The merger and fund raisings have provided the constituent programmes with capital and centralised resources plus research and manufacturing support from contractors, all of which will help them accelerate and scale their work.

Morphogen-IX, which was founded in 2015, is based on 15 years of research from Professor Nick Morrell’s lab at the University of Cambridge’s Department of Medicine. Morphogen-IX is developing novel treatments for pulmonary arterial hypertension (PAH), a severe and life-limiting disease that affects the blood vessels in the lungs, leading to heart failure. The therapeutic they have developed, MGX292, could provide the first disease-modifying approach to PAH. Current therapies may alleviate some of the symptoms, but there are no medical options that alter the underlying disease or its outcome. 

ApcinteX was spun out from Professor Jim Huntington’s lab at the Cambridge Institute for Medical Research, working with Dr Trevor Baglin (Cambridge University Hospitals). ApcinteX is developing a novel treatment for haemophilia, a disease that affects some 400,000 people, including a large proportion who develop resistance to existing therapies.
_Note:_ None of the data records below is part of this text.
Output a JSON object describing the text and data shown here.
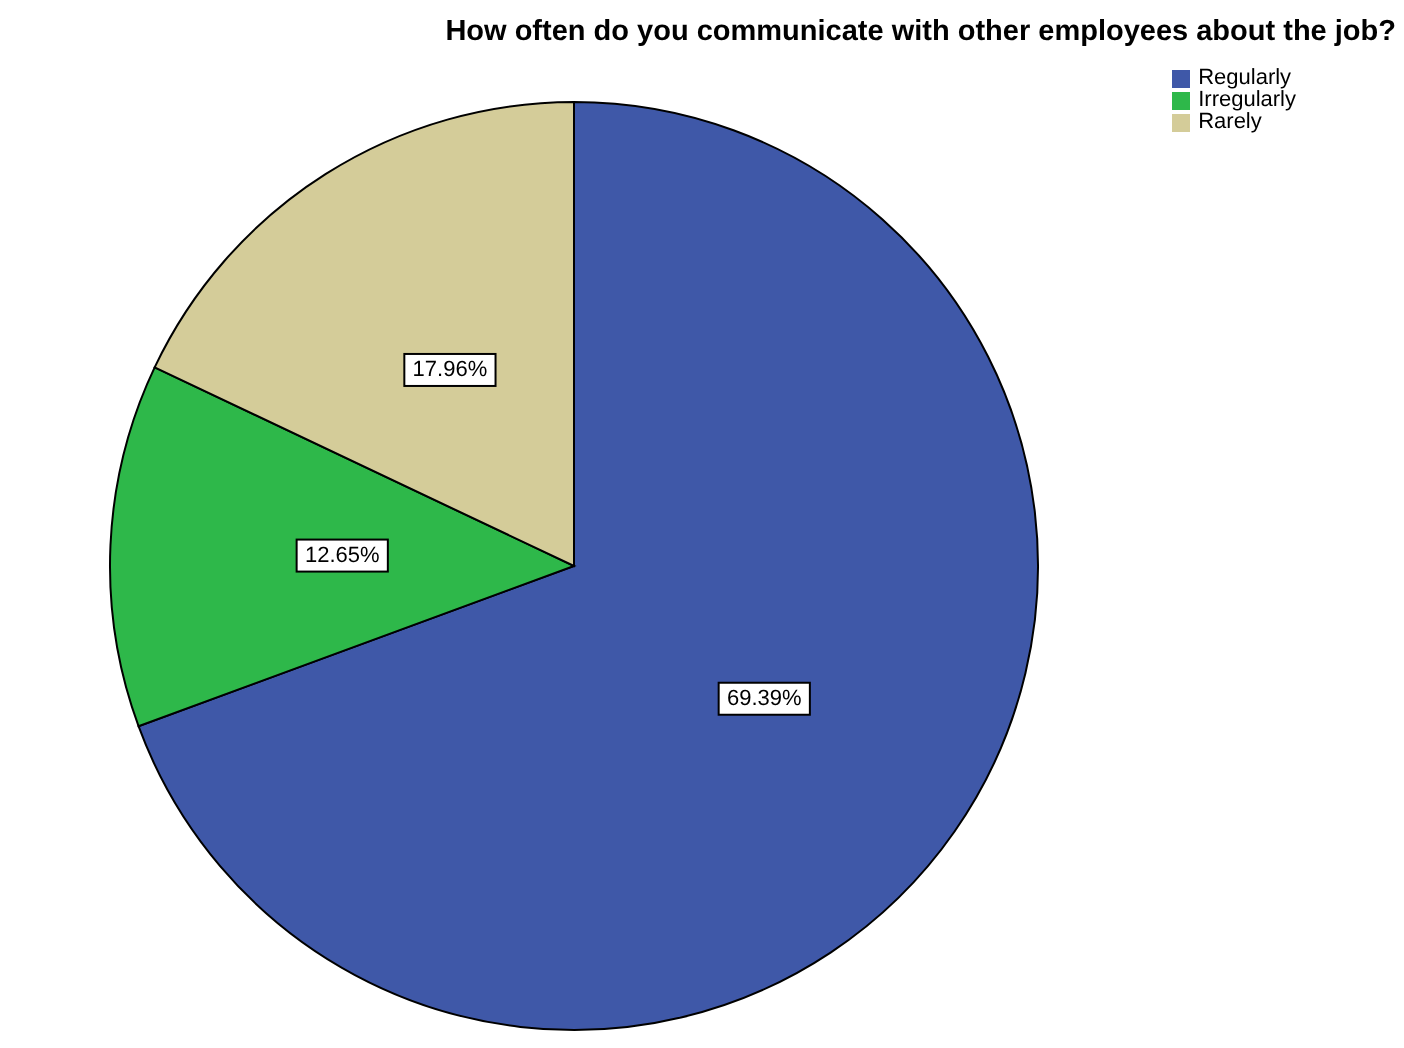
{
  "chart_data": {
    "type": "pie",
    "title": "How often do you communicate with other employees about the job?",
    "categories": [
      "Regularly",
      "Irregularly",
      "Rarely"
    ],
    "values": [
      69.39,
      12.65,
      17.96
    ],
    "value_labels": [
      "69.39%",
      "12.65%",
      "17.96%"
    ],
    "colors": [
      "#3f58a8",
      "#2eb84a",
      "#d4cc99"
    ],
    "legend": "top right"
  }
}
Since becoming part of Centessa Pharmaceuticals, ApcinteX, as a subsidiary of Centessa, has announced positive topline results from Phase 2a of its ongoing first in human proof of concept study evaluating SerpinPC in severe haemophilia A and B patients.

Z Factor, also a spin-out from Professor Huntington’s lab, is developing a novel treatment for alpha-1-antitrypsin deficiency (AATD). AATD affects around 1 in 2,000 people in Western countries, where a single mistake in the DNA encoding the protein alpha-1-antitrypsin (A1AT) causes both liver and lung disease. In 2021 Centessa shared the data from the Phase 1 Part B study as the first demonstration that a pharmacological chaperone can provide functional increases of the target Z-A1AT protein.

Having nurtured and funded Morphogen-IX, ApcinteX, and Z Factor, Cambridge Enterprise is excited to see their continued advancement.